A set of rules applies to all the concepts discussed above, such as creative logic, perceptual logic, and effective thinking. For example, you cannot authentically be creative, according to studies by Dan and Chip Heath (of the Aspen Institute and Stanford University Business School, respectively), without using a specific and logical framework. Creative-thinking tools are often the complete opposite of anything you have ever learned, such as analysis.

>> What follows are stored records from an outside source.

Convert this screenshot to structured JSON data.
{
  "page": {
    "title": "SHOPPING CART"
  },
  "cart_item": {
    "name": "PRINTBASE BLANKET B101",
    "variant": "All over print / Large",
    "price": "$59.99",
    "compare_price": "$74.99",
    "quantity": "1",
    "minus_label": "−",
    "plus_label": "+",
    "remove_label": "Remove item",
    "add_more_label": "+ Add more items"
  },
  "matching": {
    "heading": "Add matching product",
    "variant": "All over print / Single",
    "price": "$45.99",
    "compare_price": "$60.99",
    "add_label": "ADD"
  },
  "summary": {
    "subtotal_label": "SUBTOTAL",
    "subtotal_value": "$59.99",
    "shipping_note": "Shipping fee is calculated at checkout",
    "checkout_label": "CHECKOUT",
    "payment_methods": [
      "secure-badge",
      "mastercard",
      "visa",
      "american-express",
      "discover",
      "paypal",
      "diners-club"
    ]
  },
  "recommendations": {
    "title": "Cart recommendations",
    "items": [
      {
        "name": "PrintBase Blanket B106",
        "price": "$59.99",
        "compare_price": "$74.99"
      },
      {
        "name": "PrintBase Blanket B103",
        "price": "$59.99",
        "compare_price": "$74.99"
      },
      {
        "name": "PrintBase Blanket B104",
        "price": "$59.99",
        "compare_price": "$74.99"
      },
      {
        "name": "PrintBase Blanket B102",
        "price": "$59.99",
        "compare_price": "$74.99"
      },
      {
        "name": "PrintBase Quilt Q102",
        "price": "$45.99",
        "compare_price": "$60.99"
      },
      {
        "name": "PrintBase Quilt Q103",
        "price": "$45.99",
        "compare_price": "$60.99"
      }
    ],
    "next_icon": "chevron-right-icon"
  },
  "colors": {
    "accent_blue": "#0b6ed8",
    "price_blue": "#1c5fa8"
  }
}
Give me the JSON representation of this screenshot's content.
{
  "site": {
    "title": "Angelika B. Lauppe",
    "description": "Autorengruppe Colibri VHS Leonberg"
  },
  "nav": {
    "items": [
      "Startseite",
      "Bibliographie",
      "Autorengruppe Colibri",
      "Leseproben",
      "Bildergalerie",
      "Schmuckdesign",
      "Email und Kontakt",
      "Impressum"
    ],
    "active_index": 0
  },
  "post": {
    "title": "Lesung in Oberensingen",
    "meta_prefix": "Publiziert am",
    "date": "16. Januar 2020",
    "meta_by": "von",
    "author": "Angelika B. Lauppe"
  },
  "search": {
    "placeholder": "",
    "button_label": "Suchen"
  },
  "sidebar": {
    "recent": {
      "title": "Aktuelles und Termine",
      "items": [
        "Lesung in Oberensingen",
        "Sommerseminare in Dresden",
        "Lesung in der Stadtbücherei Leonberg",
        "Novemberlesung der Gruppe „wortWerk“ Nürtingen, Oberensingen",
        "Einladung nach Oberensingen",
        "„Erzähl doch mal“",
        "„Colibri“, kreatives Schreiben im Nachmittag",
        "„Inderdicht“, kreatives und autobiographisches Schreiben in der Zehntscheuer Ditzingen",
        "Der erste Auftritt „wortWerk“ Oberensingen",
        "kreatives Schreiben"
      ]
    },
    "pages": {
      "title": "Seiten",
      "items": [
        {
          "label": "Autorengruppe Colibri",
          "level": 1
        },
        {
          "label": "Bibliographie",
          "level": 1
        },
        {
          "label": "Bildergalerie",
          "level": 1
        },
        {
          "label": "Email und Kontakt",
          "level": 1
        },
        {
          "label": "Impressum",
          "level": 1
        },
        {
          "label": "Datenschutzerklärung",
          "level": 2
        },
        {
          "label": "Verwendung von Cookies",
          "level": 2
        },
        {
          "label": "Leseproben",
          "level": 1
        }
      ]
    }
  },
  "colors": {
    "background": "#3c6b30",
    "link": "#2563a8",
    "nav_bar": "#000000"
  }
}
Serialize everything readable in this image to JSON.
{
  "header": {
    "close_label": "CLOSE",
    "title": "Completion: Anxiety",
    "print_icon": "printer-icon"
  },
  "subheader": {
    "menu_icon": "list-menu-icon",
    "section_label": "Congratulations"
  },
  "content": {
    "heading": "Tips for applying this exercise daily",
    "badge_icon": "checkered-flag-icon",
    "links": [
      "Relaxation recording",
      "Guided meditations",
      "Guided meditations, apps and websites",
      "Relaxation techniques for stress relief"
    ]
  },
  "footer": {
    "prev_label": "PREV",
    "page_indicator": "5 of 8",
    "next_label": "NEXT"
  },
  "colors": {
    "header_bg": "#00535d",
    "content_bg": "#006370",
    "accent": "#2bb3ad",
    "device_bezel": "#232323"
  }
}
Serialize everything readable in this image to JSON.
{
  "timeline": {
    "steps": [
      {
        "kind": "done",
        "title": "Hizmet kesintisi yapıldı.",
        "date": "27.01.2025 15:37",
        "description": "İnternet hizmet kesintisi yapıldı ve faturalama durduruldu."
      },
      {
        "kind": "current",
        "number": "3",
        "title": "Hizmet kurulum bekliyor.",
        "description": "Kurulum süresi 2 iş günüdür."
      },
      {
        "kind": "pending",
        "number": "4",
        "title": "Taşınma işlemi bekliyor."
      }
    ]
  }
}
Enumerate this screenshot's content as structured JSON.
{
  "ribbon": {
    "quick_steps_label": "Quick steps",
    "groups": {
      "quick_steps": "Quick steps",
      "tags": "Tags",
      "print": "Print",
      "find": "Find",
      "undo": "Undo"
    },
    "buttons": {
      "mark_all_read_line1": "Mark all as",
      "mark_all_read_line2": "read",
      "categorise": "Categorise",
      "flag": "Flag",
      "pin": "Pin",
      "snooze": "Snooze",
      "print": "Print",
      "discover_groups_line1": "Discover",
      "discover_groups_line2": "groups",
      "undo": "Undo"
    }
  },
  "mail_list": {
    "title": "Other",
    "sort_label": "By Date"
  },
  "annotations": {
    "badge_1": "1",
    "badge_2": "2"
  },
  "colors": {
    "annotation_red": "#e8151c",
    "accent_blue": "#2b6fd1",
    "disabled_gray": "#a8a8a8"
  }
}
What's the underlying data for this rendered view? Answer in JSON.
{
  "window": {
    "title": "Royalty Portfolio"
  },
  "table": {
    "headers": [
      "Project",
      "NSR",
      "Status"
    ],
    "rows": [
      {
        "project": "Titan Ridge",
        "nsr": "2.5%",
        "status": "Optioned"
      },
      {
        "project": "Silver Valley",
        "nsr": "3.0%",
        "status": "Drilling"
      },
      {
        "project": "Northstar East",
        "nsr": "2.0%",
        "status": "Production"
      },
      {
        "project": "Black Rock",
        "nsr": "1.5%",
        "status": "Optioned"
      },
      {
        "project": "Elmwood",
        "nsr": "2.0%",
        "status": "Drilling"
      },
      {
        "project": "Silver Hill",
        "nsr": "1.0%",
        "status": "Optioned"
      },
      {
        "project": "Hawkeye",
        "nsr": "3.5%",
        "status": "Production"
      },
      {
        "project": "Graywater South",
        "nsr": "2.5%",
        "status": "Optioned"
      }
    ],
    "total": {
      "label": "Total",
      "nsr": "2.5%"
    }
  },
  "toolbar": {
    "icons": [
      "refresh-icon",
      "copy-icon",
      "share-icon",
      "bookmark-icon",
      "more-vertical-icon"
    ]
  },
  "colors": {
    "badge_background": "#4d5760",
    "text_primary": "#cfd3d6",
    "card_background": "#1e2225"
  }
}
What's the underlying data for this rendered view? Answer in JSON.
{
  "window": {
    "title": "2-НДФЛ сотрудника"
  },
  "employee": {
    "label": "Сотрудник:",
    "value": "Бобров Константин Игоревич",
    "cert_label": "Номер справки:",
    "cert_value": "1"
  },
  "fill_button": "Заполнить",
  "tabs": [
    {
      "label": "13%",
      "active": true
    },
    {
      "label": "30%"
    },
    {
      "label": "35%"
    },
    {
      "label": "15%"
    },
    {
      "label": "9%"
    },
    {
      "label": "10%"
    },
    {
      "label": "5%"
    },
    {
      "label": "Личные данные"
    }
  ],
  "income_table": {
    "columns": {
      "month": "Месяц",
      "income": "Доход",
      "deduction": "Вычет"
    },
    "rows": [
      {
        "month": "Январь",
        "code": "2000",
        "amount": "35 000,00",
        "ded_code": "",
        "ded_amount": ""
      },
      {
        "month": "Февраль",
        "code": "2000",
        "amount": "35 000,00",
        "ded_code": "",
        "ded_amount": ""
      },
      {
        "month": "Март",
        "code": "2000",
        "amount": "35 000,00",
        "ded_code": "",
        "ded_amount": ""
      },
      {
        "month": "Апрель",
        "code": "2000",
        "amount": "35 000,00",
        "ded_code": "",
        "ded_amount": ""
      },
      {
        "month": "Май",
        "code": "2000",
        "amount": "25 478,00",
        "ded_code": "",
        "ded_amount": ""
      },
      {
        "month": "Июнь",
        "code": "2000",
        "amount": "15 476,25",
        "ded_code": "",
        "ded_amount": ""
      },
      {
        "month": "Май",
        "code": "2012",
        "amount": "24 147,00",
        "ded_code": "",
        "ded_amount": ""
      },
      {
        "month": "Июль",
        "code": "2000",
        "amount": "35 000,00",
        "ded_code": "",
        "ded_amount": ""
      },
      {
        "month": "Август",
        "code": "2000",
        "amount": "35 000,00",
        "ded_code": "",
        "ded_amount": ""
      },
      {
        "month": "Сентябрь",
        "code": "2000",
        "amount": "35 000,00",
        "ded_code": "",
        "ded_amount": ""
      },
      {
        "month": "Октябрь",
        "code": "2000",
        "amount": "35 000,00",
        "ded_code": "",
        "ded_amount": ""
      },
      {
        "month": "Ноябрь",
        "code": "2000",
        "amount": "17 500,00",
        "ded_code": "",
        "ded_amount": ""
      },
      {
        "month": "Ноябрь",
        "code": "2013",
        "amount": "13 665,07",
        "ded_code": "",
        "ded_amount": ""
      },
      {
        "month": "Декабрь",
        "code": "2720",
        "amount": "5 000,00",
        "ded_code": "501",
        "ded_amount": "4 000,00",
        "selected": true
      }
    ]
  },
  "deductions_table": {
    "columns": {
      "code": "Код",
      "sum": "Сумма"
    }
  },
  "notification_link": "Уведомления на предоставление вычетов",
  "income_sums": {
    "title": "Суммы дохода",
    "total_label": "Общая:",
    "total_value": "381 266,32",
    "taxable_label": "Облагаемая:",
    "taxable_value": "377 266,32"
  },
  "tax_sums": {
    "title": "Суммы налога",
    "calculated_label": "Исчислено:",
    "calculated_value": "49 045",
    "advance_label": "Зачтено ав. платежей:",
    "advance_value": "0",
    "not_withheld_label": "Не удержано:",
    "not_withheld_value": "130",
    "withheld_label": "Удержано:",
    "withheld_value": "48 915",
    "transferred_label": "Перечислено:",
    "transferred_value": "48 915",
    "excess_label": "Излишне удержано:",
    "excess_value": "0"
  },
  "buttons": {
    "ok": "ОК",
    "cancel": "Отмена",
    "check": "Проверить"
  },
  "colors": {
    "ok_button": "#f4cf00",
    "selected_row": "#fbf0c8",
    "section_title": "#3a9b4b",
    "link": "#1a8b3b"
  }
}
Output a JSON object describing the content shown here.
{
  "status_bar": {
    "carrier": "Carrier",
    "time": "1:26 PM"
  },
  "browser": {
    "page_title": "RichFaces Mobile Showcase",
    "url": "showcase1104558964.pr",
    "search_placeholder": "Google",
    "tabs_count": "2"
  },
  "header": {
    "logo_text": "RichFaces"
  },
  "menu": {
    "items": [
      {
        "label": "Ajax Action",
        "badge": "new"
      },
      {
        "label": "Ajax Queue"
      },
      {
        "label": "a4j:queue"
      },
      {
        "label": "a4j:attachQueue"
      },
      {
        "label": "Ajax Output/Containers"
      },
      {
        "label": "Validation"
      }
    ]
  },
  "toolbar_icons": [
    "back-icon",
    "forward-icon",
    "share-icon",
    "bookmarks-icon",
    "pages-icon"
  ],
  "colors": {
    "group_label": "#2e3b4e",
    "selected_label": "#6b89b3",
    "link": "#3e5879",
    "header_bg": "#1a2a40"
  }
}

In addition, creative does not merely mean new. Creative means generating value, not merely art appreciation. This may involve using old concepts in new ways. That is effective thinking. When the Jacuzzi brothers engineered a hot tub with jet spray to help arthritis patients, the product failed to sell. Upon later perceiving that they could repackage the value concept for the luxury market, they ended up selling their product for a much higher price and to a larger number of customers, creating brand history in the process. This seemed quite illogical in their original mindset. They had to create the market from nonconsumers.

Old management philosophies and back-to-basics strategies are still relevant. However, you need to proactively perceive and create (generate, produce, and design) value in turbulent times. This creates results-based superior leadership.

The question is whether you get it or not. And if so, what are you going to do about it now?

Action step: Knowing what I do now about (fill in the blank), if I were to start all over again today, what would I do and how would I proceed?